Statistical Analyses
All analyses except DEXA were performed using the same methods. All percentage data, including BV/TV (µCT), CAF, BV/TV (histomorphometry), OV/BV, OS/BS, and Oc. S/BS were analyzed via beta regression. All other outcomes were analyzed via robust linear regression with natural log (y + 0.01) transformation to improve the models' fit. All analyses and outcomes were Benjamini-Hochberg false discovery rate (FDR) adjusted to account for multiple testing. To determine if the two groups were similar, an equivalence test was performed such that any non-significant difference with a 95% confidence interval entirely within the range of 0.9–1.1 (fold-change [FC]) is considered equivalent. For any differences we could confidently say are smaller than 10%, we can conclude that there is sufficient evidence to support a hypothesis that there is no difference between the groups.

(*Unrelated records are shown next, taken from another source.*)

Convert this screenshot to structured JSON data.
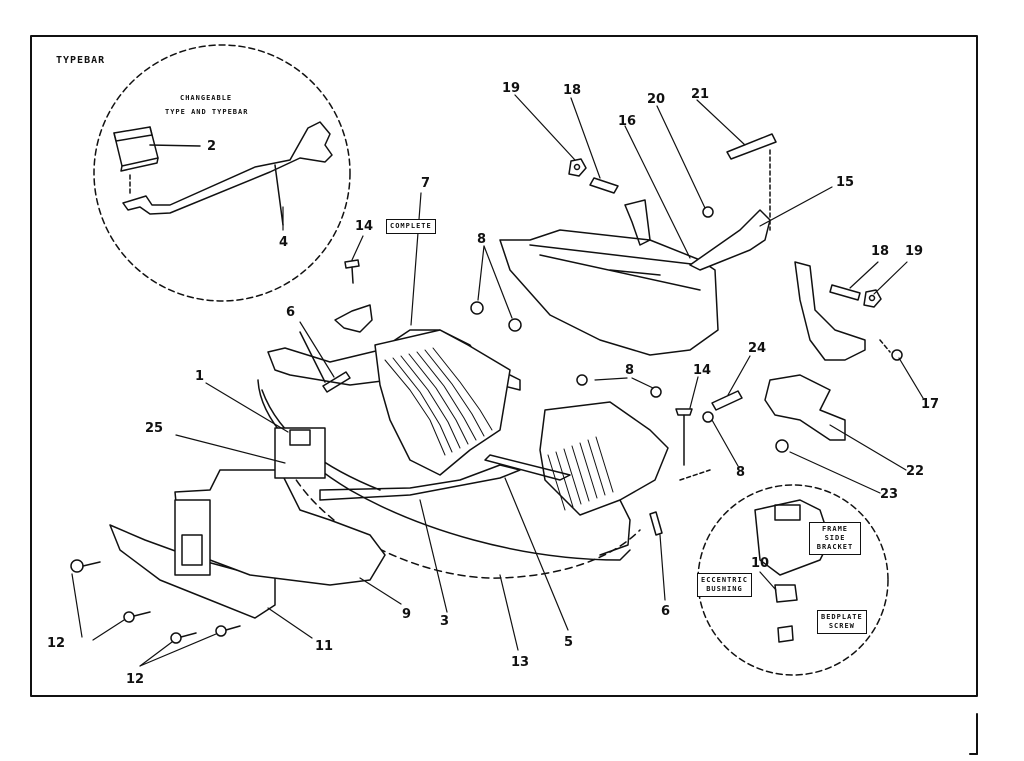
{
  "title": "TYPEBAR",
  "inset_caption": [
    "CHANGEABLE",
    "TYPE  AND  TYPEBAR"
  ],
  "boxed_labels": {
    "complete": "COMPLETE",
    "frame_side_bracket": [
      "FRAME",
      "SIDE",
      "BRACKET"
    ],
    "eccentric_bushing": [
      "ECCENTRIC",
      "BUSHING"
    ],
    "bedplate_screw": [
      "BEDPLATE",
      "SCREW"
    ]
  },
  "part_numbers": {
    "p1": "1",
    "p2": "2",
    "p3": "3",
    "p4": "4",
    "p5": "5",
    "p6a": "6",
    "p6b": "6",
    "p7": "7",
    "p8a": "8",
    "p8b": "8",
    "p8c": "8",
    "p9": "9",
    "p10": "10",
    "p11": "11",
    "p12a": "12",
    "p12b": "12",
    "p13": "13",
    "p14a": "14",
    "p14b": "14",
    "p15": "15",
    "p16": "16",
    "p17": "17",
    "p18a": "18",
    "p18b": "18",
    "p19a": "19",
    "p19b": "19",
    "p20": "20",
    "p21": "21",
    "p22": "22",
    "p23": "23",
    "p24": "24",
    "p25": "25"
  }
}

DEXA data were analyzed using linear mixed-effects models with random slope and intercept for each animal. FDR-adjusted linear contrasts were used to test specific hypotheses. Analyses were stratified by sex. For all models, a 3-way interaction between days, genotype, and treatment was initially fit. All two-way interactions were also tested and dropped if p-values exceeded 0.15 and saved for the interaction between days and treatment. This allowed for testing of a treatment effect in all comparisons.